Pointing to the treaty one of the categories of land designated in Article 19 of the Land Code, the parties in this case constitute grounds for annulment, since in reality the purpose of the land remains uncertain. This fact is crucial, because under one main purpose of the earth may have different modes of use.
For example, in the framework of agricultural land can be identified according to the purpose of land for agricultural and horticultural purposes. And though all of them are agricultural, on one can build a house, while others can not.
Another common mistake is the fact that some of the perceived lack of clear definition of land earmarked as an opportunity to free determination thereof. For example, the contract may contain such wording as "accommodation entertainment and recreational park", or "to accommodate the company private contractors and water-recreation complex.
Specified words can not be considered the designation of land earmarked for the simple reason that they do not allow you to uniquely apply to them any mode of land use. So, entertaining park may be on the land for recreational purposes, and recreational lands, and these are different categories of land, not to mention the purpose. The situation is similar to the second example - at one site located objects, which should be located on lands with different modes of use.
Often, in order to avoid such errors, the contracting parties used Ukrainian qualifier of the target land use, approved a letter of State Committee of Ukraine № 14-1-7/1205 on April 24, 1998. However, we must remember that this classifier was approved before the adoption of the Land Code of 2001, so in many respects does not conform to it.
The only possible way to avoid the problems described above is to use the terminology of the Land Code. For example, with respect to agricultural land code operates on such terms as "commercial farming," "Land of gardening," "land farms, etc.
Another condition of the land lease contract, causing a lot of problems in law enforcement - an indication of the rent for the land. Frequently, parties for unknown reasons did not indicate the order of the revision of the land tax, which is in accordance with Article 15 of the Law of Ukraine "On Land Lease" is a ground for refusal of registration of such contract or in recognition of the contract as invalid.
There are ways to protect the interests of the parties in the event that these errors were still admitted.
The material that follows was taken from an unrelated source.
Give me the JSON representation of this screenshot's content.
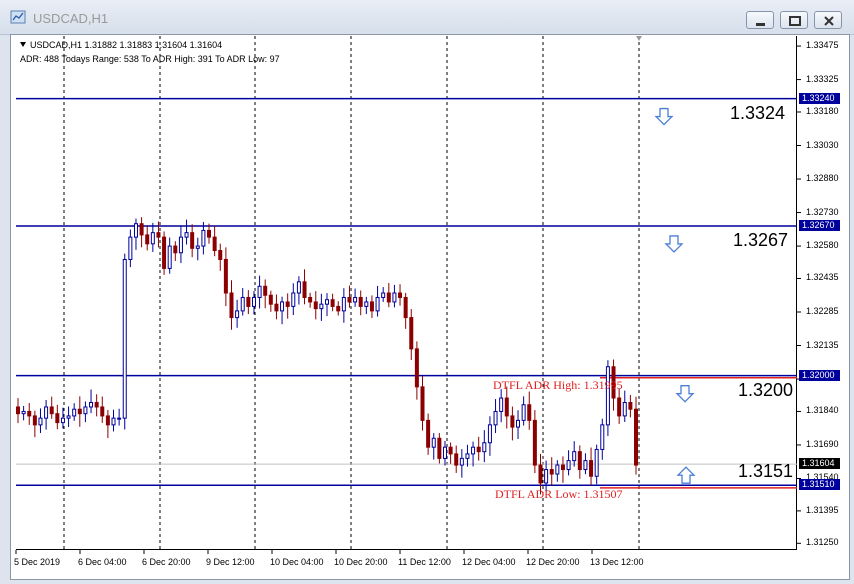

Typically, an interested party requires recognition of land lease agreement null and void, however, it should be noted that civil legislation of Ukraine provides for other ways to protect the violated rights and interests of the parties. Thus, the court may order the parties to amend the land lease agreement and thus avoid the recognition of the agreement invalid.
Furthermore, when one party to a contract of lease of land is a local government or public administration, the recognition of land lease agreement null and void does not mean the end of the tenant rights to land. If the decision to transfer the land lease is still valid, it just makes a statement on a new land lease contract and this contract must be concluded.
This article examined only individual, the most common mistakes when entering into the lease of land. In practice, their number is much higher. Resolve this problem, only more detailed regulation by the legislator of all matters related to the rental of land.